生前贈与のメリットと注意点!相続税や贈与税の正しい節税方法

2019年04月04日・相続・遺言
生前贈与のメリットと注意点!相続税や贈与税の正しい節税方法

子どもの教育費用や住宅購入費用として、両親などから資金援助を受けているという方も多いのではないでしょうか。しかし、両親などからの資金援助には、相続税や贈与税がかかる可能性があることをご存知ですか?

基本的に、財産を相続した場合は相続税、贈与された場合は贈与税がかかることになっていますが、子供の教育費用などを目的として贈与された場合はそれを回避できることがあります。ただ一方で、制度を正しく理解せずに気軽に贈与を受けてしまうことで、予定外の相続税が課せられてしまうケースも多くあります。

今回は、きちんと理解しておきたい生前贈与の基礎知識を解説していきます。

1.生前贈与とは

生前贈与とは、財産等の被相続人(所有者)が死亡する前にその財産を相続人に贈与することをいいます。子どもの教育資金や住宅購入資金として贈与を受ける場合には、相続税や贈与税の仕組みを知っておくことが重要です。まずは、それぞれの税金についてきちんと理解しておきましょう。

贈与税

贈与税とは、他の人の所有する財産等の贈与を受けた場合に課せられる税金のことをいいます。基本的には、その年に贈与を受けた金額の合計が110万円を超えた場合に税金が課せられます(例外あり)。

相続税

相続税とは、死亡した人の財産等を相続したときに納める税金のことをいいます。相続税は課税対象となる財産金額が大きい場合にのみ課せられることになっており、その金額が一定の金額に達していない場合は申告の必要がありません。課税対象となるものには、現金、預貯金、株といった金融財産や、土地や建物などの不動産、貴金属、ゴルフ会員権など様々あり、被相続人の子どもが相続した場合は、その合計金額が下記の金額(基礎控除額)を上回る場合に相続税が課せられることになっています。

相続税の基礎控除額 = 3000万円+600万円 × 法定相続人の人数

贈与税や相続税の節税を目的として少しずつ生前贈与を受けているという人もいるかもしれませんが、その仕組みをきちんと理解しておかないと、逆に税金が多く課せられてしまうケースもあるので注意が必要です。

2.生前贈与に関する税金の仕組みと注意事項

暦年贈与

贈与税は、その年の11日から1231日の間に贈与を受けた財産等の合計額が控除額(110万円)を上回る場合に申告する必要があります(暦年贈与)。基本的には110万円以下であれば贈与税は課せられないことになっていますが、例外もあるので注意が必要です。

たとえば毎年110万円以下の贈与を定期的に受けているような場合には、暦年贈与の扱いにはならず、税金が課せられるケースがあります。

また、贈与した人が死亡した場合、死亡する前3年間に受けた贈与は相続財産という扱いになってしまうため、他の相続財産との合計額が基礎控除額を上回る場合は相続税の課税対象になります。

相続税精算課税制度

相続税精算課税制度とは、簡単にいうと、60歳以上の父母や祖父母が20歳以下の子や孫に財産を贈与する場合に、2500万円までが贈与税非課税になる制度として知られています。住宅購入などでまとまった資金が必要になる場合に利用されていることも多い制度です。

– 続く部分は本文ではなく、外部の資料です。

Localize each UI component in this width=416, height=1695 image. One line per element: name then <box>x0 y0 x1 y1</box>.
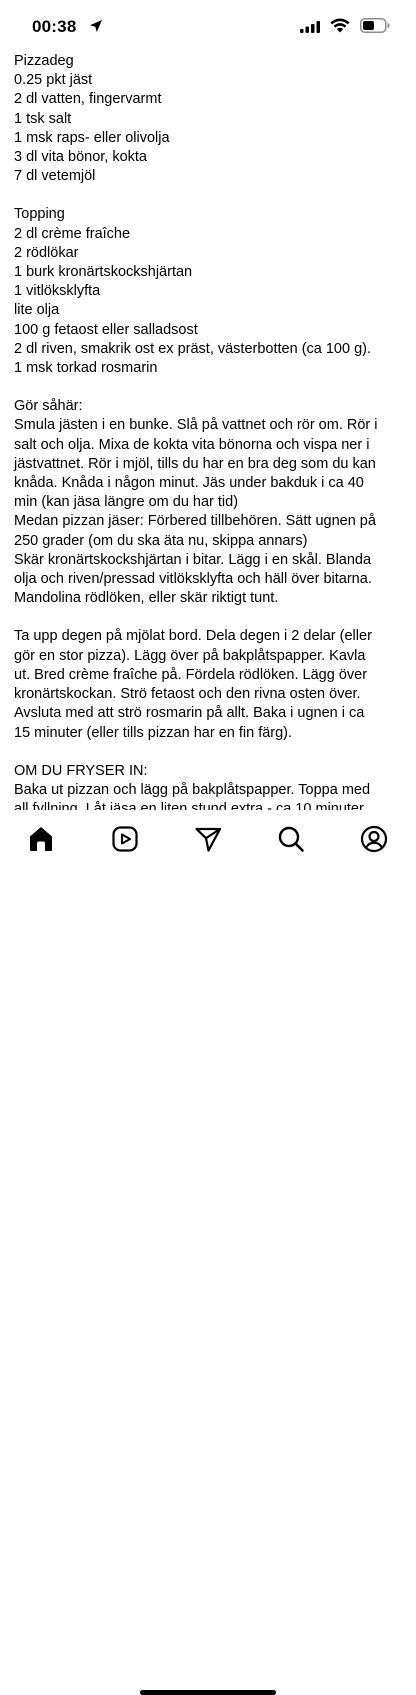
note-line: 2 dl riven, smakrik ost ex präst, västerbotten (ca 100 g). <box>14 340 372 357</box>
note-line: 250 grader (om du ska äta nu, skippa annars) <box>14 532 308 549</box>
note-line: Avsluta med att strö rosmarin på allt. Baka i ugnen i ca <box>14 705 365 722</box>
note-line: 3 dl vita bönor, kokta <box>14 149 147 166</box>
blank-line <box>14 378 410 397</box>
note-line: ut. Bred crème fraîche på. Fördela rödlöken. Lägg över <box>14 666 368 683</box>
battery-icon <box>360 18 390 33</box>
note-line: OM DU FRYSER IN: <box>14 762 148 779</box>
note-line: 2 dl vatten, fingervarmt <box>14 91 162 108</box>
search-icon <box>276 824 306 854</box>
note-line: jästvattnet. Rör i mjöl, tills du har en bra deg som du kan <box>14 455 376 472</box>
note-line: Smula jästen i en bunke. Slå på vattnet och rör om. Rör i <box>14 417 378 434</box>
note-line: knåda. Knåda i någon minut. Jäs under bakduk i ca 40 <box>14 475 364 492</box>
note-line: Ta upp degen på mjölat bord. Dela degen i 2 delar (eller <box>14 628 372 645</box>
blank-line <box>14 743 410 762</box>
note-line: Medan pizzan jäser: Förbered tillbehören. Sätt ugnen på <box>14 513 376 530</box>
send-icon <box>193 824 223 854</box>
cellular-signal-icon <box>300 21 320 33</box>
wifi-icon <box>330 18 350 33</box>
note-line: Gör såhär: <box>14 398 83 415</box>
reels-tab[interactable] <box>110 824 140 854</box>
note-text <box>14 52 410 839</box>
profile-icon <box>359 824 389 854</box>
home-indicator <box>140 1690 276 1695</box>
bottom-tab-bar <box>0 810 416 900</box>
note-line: min (kan jäsa längre om du har tid) <box>14 494 239 511</box>
note-line: Skär kronärtskockshjärtan i bitar. Lägg i en skål. Blanda <box>14 551 372 568</box>
location-arrow-icon <box>89 19 103 33</box>
blank-line <box>14 186 410 205</box>
note-line: 15 minuter (eller tills pizzan har en fin färg). <box>14 724 293 741</box>
reels-icon <box>110 824 140 854</box>
note-line: 7 dl vetemjöl <box>14 168 96 185</box>
profile-tab[interactable] <box>359 824 389 854</box>
note-line: 1 msk raps- eller olivolja <box>14 129 170 146</box>
note-line: lite olja <box>14 302 60 319</box>
status-bar <box>0 0 416 52</box>
note-line: salt och olja. Mixa de kokta vita bönorna och vispa ner i <box>14 436 370 453</box>
note-line: gör en stor pizza). Lägg över på bakplåtspapper. Kavla <box>14 647 366 664</box>
search-tab[interactable] <box>276 824 306 854</box>
note-line: olja och riven/pressad vitlöksklyfta och häll över bitarna. <box>14 571 372 588</box>
note-line: Pizzadeg <box>14 53 74 69</box>
note-line: 2 dl crème fraîche <box>14 225 131 242</box>
note-line: kronärtskockan. Strö fetaost och den rivna osten över. <box>14 686 361 703</box>
note-line: Topping <box>14 206 65 223</box>
note-line: 2 rödlökar <box>14 244 79 261</box>
note-line: Mandolina rödlöken, eller skär riktigt tunt. <box>14 590 279 607</box>
status-time: 00:38 <box>32 17 77 36</box>
note-line: 1 tsk salt <box>14 110 72 127</box>
note-line: Baka ut pizzan och lägg på bakplåtspapper. Toppa med <box>14 781 371 798</box>
note-line: 1 msk torkad rosmarin <box>14 360 158 377</box>
home-tab[interactable] <box>26 824 56 854</box>
blank-line <box>14 608 410 627</box>
note-line: 1 vitlöksklyfta <box>14 283 101 300</box>
note-line: 0.25 pkt jäst <box>14 72 93 89</box>
send-tab[interactable] <box>193 824 223 854</box>
home-icon <box>26 824 56 854</box>
note-line: 1 burk kronärtskockshjärtan <box>14 264 193 281</box>
note-line: 100 g fetaost eller salladsost <box>14 321 198 338</box>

しかしこの制度は、相続税精算課税制度という名前の通り、資金が贈与された時の贈与税はかかりませんが、財産を贈与した父母や祖父母が死亡した時点で相続財産という扱いに変わり、他の相続財産との合計額が基礎控除額を上回る場合は相続税の課税対象になる制度です。相続税の課税対象になりうる家庭でこの制度を利用する場合は、そのことを計算に入れたうえで計画する必要があるでしょう。

3.まとめ

住宅の購入費用や子どもの教育費用として両親から資金援助を受ける場合は、相続税や贈与税のことを念頭に置いて計画しておかなければ、予想外の税金が課せられる可能性があります。相続税や贈与税の仕組みをきちんと理解し、事前によく話し合ったうえで贈与を受けると良いでしょう。